Finalmente chegou a vez dele: hora de falar um pouco do que senti lendo The Satyr’s Kiss.
Sem muito mistério, deixo logo lá no final as imagens, os capítulos e textos que considero mais impactantes, importantes e que mais me tocaram (junto com mais alguns trechos que me foram muito caros) para meu humilde objetivo neste blog.
Mais um aprofundamento no estudo da magia feita por nós e para nós que utiliza nossas próprias simbologias, mitologias, ritos de passagem, linguagens, questões, desafios e capacidades únicas. Engraçado que este trabalho estranhamente dialoga muito com o Visionary Love que li anteriormente, principalmente na questão da potencialidade do Double. Acho que os Deuses têm uma “ordem de leitura” indicada para mim, porque ler nessa ordem específica tem realmente feito TODA a diferença nos estudos e práticas.
Arrisco dizer que os verdadeiros tesouros deste livro não estão necessariamente nos ritos ou feitiços passados. Um tesouro é algo que não é tão comum ou visível facilmente. Algo que se esconde nas sombras ou entrelinhas. Se você lê esse livro de sátiros buscando rituais e práticas sexuais interessantes, vai até encontrar muitos, mas as falas do coração que vêm nas entrelinhas são o grande tesouro desse livro.
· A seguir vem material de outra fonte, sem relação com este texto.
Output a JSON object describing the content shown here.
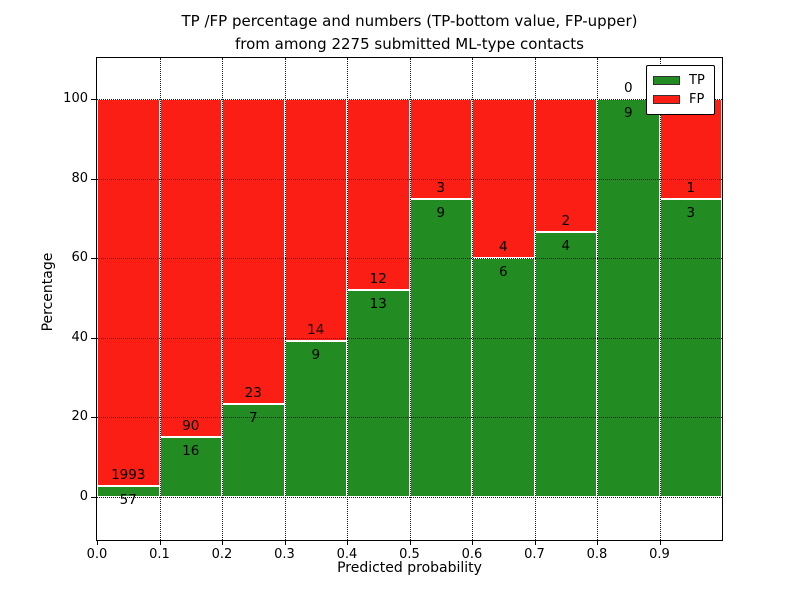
{
  "figure": {
    "title_line1": "TP /FP percentage and numbers (TP-bottom value, FP-upper)",
    "title_line2": "from among 2275 submitted ML-type contacts"
  },
  "chart_data": {
    "type": "bar",
    "stacked": true,
    "normalized_to_percent": true,
    "title": "TP /FP percentage and numbers (TP-bottom value, FP-upper)\nfrom among 2275 submitted ML-type contacts",
    "total_contacts": 2275,
    "xlabel": "Predicted probability",
    "ylabel": "Percentage",
    "bin_edges": [
      0.0,
      0.1,
      0.2,
      0.3,
      0.4,
      0.5,
      0.6,
      0.7,
      0.8,
      0.9,
      1.0
    ],
    "series": [
      {
        "name": "TP",
        "color": "#228b22",
        "counts": [
          57,
          16,
          7,
          9,
          13,
          9,
          6,
          4,
          9,
          3
        ]
      },
      {
        "name": "FP",
        "color": "#fa1e14",
        "counts": [
          1993,
          90,
          23,
          14,
          12,
          3,
          4,
          2,
          0,
          1
        ]
      }
    ],
    "tp_percent": [
      2.8,
      15.1,
      23.3,
      39.1,
      52.0,
      75.0,
      60.0,
      66.7,
      100.0,
      75.0
    ],
    "x_ticks": [
      "0.0",
      "0.1",
      "0.2",
      "0.3",
      "0.4",
      "0.5",
      "0.6",
      "0.7",
      "0.8",
      "0.9"
    ],
    "y_ticks": [
      "0",
      "20",
      "40",
      "60",
      "80",
      "100"
    ],
    "xlim": [
      0.0,
      1.0
    ],
    "ylim": [
      -10.8,
      110.3
    ],
    "grid": "dotted",
    "legend": {
      "position": "upper right",
      "entries": [
        {
          "label": "TP",
          "color": "#228b22"
        },
        {
          "label": "FP",
          "color": "#fa1e14"
        }
      ]
    }
  }
}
Há momentos em que pareceu que o autor falou direto aos meus eus divino, astral e mental com a plena concordância de todos. Nossa magia está mesmo na polaridade? Só há um tipo de polaridade? Só há polaridade? O que é o poder do Double? O meio magístico escancaradamente heteronormativo (digo em ideias e práticas, não em meros discursos nem em quantidade de indivíduos) realmente nos reconhece como divinos ou, na prática, apena nos utiliza como suporte? Somos melhores como consumidores e devotos do que como seres igualmente divinos? Todas as perguntas que todos os livros anteriores tinham feito e que eu faço questão de trazer sempre também estão problematizadas no livro de uma forma bem simples e honesta. Sendo um livro de 2022, isso prova que essas questões já estão aí há tempos sendo ignoradas pelo mainstream mágico e que caminham para uma evolução substancial a passos mais lentos do que merecemos (mesmo dentro da própria comunidade LGBT+ magística, gosto sempre de frisar).
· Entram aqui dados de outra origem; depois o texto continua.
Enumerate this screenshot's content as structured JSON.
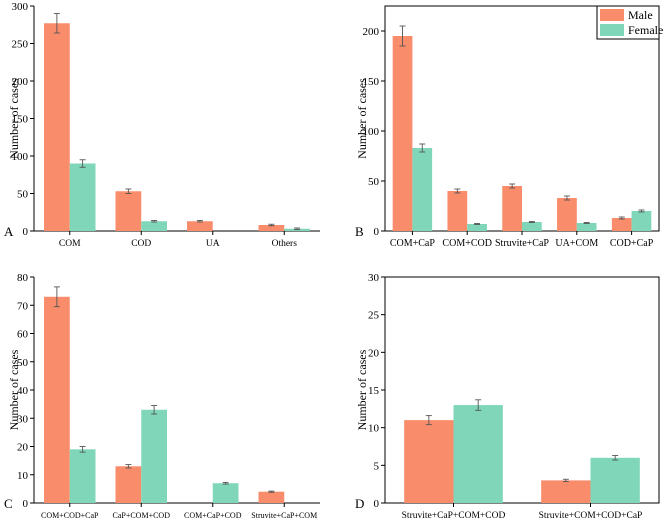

Eles sempre verão como “balela”, “exagero” ou “irrelevante”. Quantas vezes ouvi a velha conversa de que “Somos todos divinos”, “Espíritos não tem sexo”, “Deuses e entidades são mais que isso”, mas, na prática, perpetuam a cultura do apagamento Queer em prol da lógica binária e heteronormativa (na mitologia, nas práticas, nos discursos, nos ritos, nas palestras de Sagrados Feminino e Masculino, nas terminologias utilizadas, etc) relegando-nos ao suporte de alimentação da grande ilusão da superioridade heteronormativa (seja ela patriarcal ou matriarcal), achando que uma mera adição de “LGBTs também” no final de uma fala nos será suficiente.
Isso o próprio autor deixa claro num dado momento em que explica que muitos estão realmente tentando nos incluir, mas tentam nos incluir em SEUS mundos com SUAS regras e axiomas implícitos, sem ceder um milímetro nas questões centrais. E eu adiciono à fala de Faerywolf que eles fazem isso aplicando muitas distrações devocionais, comerciais, discursivas e estéticas, muitas vezes se aproveitando de nossa carência e necessidade de aceitação. Além do que muitos desses axiomas com cheiro e gosto de patriarcado e heteronormatividade são ditos universais, mas podem ser quebrados facilmente pela mera existência de qualquer Queer que nem sequer conhece algo sobre magia.
Enfim, o beijo do sátiro não é só sexualmente libertador. É questionador, é empoderador e mostra onde estão as correntes escondidas do Arcano XV. Quais delas você vê? Quais você não vê? E, principalmente, quais você não quer ver?